The technique leverage connected speakers (passive speakers, headphones, or earphones) to acquire the sound from surrounding environment by exploiting a specific audio chip feature.

Once again the team demonstrated that separating the computer networks from the Internet is not enough to protect them from attackers. In the past, the same group of researchers demonstrated that it possible to listen to private conversations by reversing headphones connected to a previously infected computer.

The MOSQUITO technique establishes a covert ultrasonic transmission between two air-gapped computers using speaker-to-speaker communication.

“In this paper, we show how two (or more) airgapped computers in the same room, equipped with passive speakers, headphones, or earphones can covertly exchange data
via ultrasonic waves.” reads the research paper.

“Microphones are not required. Our method is based on the capability of a malware to exploit a specific audio chip feature in order to reverse the connected speakers from output devices into input devices.”

The experts rely on the way speakers/headphones/earphones respond to the near-ultrasonic range (18kHz to 24kHz) to exploit the hardware that can be reversed to perform as microphones.

Mosquito

The Israeli team tested the MOSQUITO technique with different equipment at
various distances and transmission speeds.

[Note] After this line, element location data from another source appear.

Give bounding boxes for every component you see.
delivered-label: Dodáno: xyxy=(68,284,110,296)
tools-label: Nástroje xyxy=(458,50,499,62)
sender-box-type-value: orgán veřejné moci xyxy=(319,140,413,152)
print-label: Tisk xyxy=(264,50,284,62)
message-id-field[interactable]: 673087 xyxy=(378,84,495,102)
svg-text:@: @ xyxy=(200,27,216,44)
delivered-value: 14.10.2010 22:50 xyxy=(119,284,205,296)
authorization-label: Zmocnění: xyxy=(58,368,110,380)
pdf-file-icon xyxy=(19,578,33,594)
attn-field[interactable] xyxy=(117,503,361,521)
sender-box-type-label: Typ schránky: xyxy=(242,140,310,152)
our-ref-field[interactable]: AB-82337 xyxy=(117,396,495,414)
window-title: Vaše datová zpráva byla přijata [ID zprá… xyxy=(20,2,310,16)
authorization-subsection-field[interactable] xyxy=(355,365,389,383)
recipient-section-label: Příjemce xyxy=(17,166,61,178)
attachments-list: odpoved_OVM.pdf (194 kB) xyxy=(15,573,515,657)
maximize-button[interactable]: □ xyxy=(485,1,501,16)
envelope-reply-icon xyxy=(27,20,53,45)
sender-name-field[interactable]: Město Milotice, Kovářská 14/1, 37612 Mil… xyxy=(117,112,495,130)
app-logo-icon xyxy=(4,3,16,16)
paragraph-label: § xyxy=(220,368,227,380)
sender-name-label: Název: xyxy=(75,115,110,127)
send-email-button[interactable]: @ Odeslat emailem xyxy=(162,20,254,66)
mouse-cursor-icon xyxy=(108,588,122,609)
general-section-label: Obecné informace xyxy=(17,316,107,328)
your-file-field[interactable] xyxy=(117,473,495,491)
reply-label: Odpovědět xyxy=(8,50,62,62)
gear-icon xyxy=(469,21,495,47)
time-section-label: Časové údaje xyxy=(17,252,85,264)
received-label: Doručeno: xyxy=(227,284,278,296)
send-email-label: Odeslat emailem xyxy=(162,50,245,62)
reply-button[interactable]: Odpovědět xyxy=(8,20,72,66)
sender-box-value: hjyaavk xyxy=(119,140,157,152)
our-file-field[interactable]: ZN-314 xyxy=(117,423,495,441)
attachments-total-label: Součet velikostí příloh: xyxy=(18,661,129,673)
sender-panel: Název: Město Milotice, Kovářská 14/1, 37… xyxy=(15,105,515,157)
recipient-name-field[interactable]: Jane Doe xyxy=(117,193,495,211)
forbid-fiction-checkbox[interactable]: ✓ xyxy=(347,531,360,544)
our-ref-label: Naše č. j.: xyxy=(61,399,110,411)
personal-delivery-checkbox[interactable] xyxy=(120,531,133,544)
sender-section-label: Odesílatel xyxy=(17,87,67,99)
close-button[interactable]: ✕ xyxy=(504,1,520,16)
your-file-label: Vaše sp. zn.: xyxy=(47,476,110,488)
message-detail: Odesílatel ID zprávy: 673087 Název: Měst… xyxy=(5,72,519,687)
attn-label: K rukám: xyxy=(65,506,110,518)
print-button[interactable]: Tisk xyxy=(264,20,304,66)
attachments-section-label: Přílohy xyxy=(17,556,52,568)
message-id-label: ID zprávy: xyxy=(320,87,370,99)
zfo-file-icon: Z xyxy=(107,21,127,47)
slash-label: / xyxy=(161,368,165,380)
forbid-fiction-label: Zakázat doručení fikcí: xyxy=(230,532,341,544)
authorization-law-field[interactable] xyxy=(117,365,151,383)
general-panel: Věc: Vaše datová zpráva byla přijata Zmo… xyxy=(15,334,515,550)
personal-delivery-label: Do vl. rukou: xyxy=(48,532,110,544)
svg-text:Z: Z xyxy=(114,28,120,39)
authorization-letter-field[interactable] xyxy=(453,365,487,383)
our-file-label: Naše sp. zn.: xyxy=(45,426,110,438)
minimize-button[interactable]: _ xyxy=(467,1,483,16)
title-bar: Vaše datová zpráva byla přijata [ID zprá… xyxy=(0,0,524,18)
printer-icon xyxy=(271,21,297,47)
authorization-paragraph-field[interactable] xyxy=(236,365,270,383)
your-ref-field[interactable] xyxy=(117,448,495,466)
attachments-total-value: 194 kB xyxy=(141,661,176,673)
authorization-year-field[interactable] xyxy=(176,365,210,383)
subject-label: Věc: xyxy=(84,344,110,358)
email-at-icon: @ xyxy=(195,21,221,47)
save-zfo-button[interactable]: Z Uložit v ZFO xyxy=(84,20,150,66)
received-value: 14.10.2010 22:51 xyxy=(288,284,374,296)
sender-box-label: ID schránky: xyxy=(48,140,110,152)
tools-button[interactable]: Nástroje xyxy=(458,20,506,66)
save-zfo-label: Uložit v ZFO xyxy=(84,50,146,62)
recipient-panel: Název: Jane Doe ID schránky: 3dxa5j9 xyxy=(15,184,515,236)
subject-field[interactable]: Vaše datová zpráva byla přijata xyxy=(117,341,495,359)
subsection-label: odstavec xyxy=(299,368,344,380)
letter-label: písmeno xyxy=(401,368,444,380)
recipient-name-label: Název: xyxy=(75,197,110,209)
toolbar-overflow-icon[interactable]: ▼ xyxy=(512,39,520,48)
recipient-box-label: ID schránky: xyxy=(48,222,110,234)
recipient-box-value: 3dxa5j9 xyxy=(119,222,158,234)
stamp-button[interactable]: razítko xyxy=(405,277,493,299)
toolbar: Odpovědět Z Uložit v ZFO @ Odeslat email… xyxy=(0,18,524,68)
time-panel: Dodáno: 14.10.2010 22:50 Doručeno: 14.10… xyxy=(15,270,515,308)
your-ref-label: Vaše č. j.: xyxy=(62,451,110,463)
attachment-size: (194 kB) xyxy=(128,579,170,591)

The technique is stealth, two computers exchange data via audible sounds using speakers and headphones making impossible to discover it.

The experts shared two video proof-of-concept videos that show two air-gap computers in the environment that were infected with a malicious code developed by the experts.

The experts successfully tested the MOSQUITO technique in speaker-to-speaker communication, speaker-to-headphones communication, and headphones-to-headphones communication.